If you know anything about children, especially children with Fragile X, you know how much preparation goes in to anything. You have to mark calendars, put up schedules, talk with them, do countdowns.  All of these preparations came to a halt and were reversed, which makes for a not-easy discussion with your FX'er.  She didn't understand.  But the calendar said Oma would be home today! Why is Oma not home?

We had to take an unplanned trip to Abilene to see my sister and my mom.  We come home, and Daddy leaves for 2 weeks of training.  Daddy comes home for a few weeks, then he leaves for his deployment.  Oma comes home in a wheelchair then leaves for follow-up appointments then comes home, etc.

Meanwhile, during all of this back and forth commotion, L changed day cares, started back to school, started swimming lessons, had to change swimming coaches, and is about to begin taking drum lessons.

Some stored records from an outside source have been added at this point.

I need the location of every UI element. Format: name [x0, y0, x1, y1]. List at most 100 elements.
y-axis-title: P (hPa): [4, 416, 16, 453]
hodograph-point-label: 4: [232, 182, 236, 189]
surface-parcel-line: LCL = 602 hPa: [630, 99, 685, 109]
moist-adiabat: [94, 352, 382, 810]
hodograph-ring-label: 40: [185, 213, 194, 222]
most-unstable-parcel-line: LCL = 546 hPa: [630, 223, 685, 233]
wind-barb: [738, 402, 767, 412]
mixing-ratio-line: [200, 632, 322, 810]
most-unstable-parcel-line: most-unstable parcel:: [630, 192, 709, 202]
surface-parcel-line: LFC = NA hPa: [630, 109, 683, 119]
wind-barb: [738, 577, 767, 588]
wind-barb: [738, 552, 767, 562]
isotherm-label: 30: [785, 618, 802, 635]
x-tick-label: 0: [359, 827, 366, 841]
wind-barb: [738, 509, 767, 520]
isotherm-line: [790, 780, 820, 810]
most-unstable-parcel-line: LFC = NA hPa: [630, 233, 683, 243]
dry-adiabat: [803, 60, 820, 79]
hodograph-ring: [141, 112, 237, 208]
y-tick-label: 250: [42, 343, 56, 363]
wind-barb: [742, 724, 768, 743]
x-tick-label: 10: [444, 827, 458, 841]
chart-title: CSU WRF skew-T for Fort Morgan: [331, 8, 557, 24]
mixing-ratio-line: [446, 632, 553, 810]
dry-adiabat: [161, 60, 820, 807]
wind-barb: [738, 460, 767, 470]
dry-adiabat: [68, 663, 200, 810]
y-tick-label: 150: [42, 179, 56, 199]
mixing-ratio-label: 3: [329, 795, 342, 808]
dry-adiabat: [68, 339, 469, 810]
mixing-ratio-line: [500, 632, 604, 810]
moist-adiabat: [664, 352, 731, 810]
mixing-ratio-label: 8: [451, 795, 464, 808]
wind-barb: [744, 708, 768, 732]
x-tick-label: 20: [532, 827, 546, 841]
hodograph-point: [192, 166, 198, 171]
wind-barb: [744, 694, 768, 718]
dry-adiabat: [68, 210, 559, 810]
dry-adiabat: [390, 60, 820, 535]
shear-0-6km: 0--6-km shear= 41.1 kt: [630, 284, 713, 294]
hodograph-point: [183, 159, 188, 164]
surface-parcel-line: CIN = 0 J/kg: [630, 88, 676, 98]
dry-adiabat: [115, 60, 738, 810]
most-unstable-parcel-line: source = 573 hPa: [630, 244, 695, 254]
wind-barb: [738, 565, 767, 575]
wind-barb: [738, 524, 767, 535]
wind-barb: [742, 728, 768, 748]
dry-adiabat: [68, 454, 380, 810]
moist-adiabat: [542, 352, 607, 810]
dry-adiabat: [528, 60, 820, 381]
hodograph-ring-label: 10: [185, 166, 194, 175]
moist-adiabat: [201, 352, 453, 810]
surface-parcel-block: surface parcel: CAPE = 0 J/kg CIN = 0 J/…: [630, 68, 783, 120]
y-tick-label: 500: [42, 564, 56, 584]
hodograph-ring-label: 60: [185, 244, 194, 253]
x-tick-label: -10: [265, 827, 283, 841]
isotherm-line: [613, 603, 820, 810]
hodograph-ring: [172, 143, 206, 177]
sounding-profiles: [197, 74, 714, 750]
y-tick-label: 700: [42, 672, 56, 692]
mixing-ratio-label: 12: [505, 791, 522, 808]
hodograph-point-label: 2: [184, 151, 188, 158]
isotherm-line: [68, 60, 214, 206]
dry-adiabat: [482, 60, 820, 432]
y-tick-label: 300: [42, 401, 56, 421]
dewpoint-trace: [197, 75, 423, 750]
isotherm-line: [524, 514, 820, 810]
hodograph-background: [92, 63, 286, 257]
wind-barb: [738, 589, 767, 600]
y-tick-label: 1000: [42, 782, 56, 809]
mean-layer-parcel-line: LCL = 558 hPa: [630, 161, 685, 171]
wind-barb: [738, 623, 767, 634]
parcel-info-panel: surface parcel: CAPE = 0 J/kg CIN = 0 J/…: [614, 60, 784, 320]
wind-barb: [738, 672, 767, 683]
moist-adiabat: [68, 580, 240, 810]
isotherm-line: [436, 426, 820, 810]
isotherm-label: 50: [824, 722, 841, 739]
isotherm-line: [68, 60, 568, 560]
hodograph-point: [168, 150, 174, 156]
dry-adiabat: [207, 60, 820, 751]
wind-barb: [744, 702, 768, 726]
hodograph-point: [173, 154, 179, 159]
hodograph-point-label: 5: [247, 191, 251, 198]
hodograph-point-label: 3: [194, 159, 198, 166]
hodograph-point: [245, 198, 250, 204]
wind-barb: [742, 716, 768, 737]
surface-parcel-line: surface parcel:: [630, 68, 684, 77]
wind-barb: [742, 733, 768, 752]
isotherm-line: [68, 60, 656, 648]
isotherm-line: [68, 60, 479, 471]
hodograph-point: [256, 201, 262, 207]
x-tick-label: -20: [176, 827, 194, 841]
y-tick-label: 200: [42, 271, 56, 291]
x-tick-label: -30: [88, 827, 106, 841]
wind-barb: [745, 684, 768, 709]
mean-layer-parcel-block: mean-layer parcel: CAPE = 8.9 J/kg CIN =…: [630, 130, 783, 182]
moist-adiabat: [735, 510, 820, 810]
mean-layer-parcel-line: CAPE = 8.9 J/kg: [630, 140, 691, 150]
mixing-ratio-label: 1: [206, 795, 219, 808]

How could I possibly wonder why L is having such a difficult time?  Her life is nothing BUT transitions!!! She has, in reality, handled them all very well, all things considered.  Her meltdowns are more frequent and more intense.  She has gotten physically aggressive with me at times.  But, things could be so much worse.

I am proud of my girls.  While their lives are ever changing, they have stuck together and remained positive.  They support each other and encourage each other.  I just wish I could make it all easier for them. And I wish I could make their lives more stable, with less transitions.

In the meantime, however, we will continue to build schedules and verbally cue L to put on her socks. Left sock. Right sock. Good job.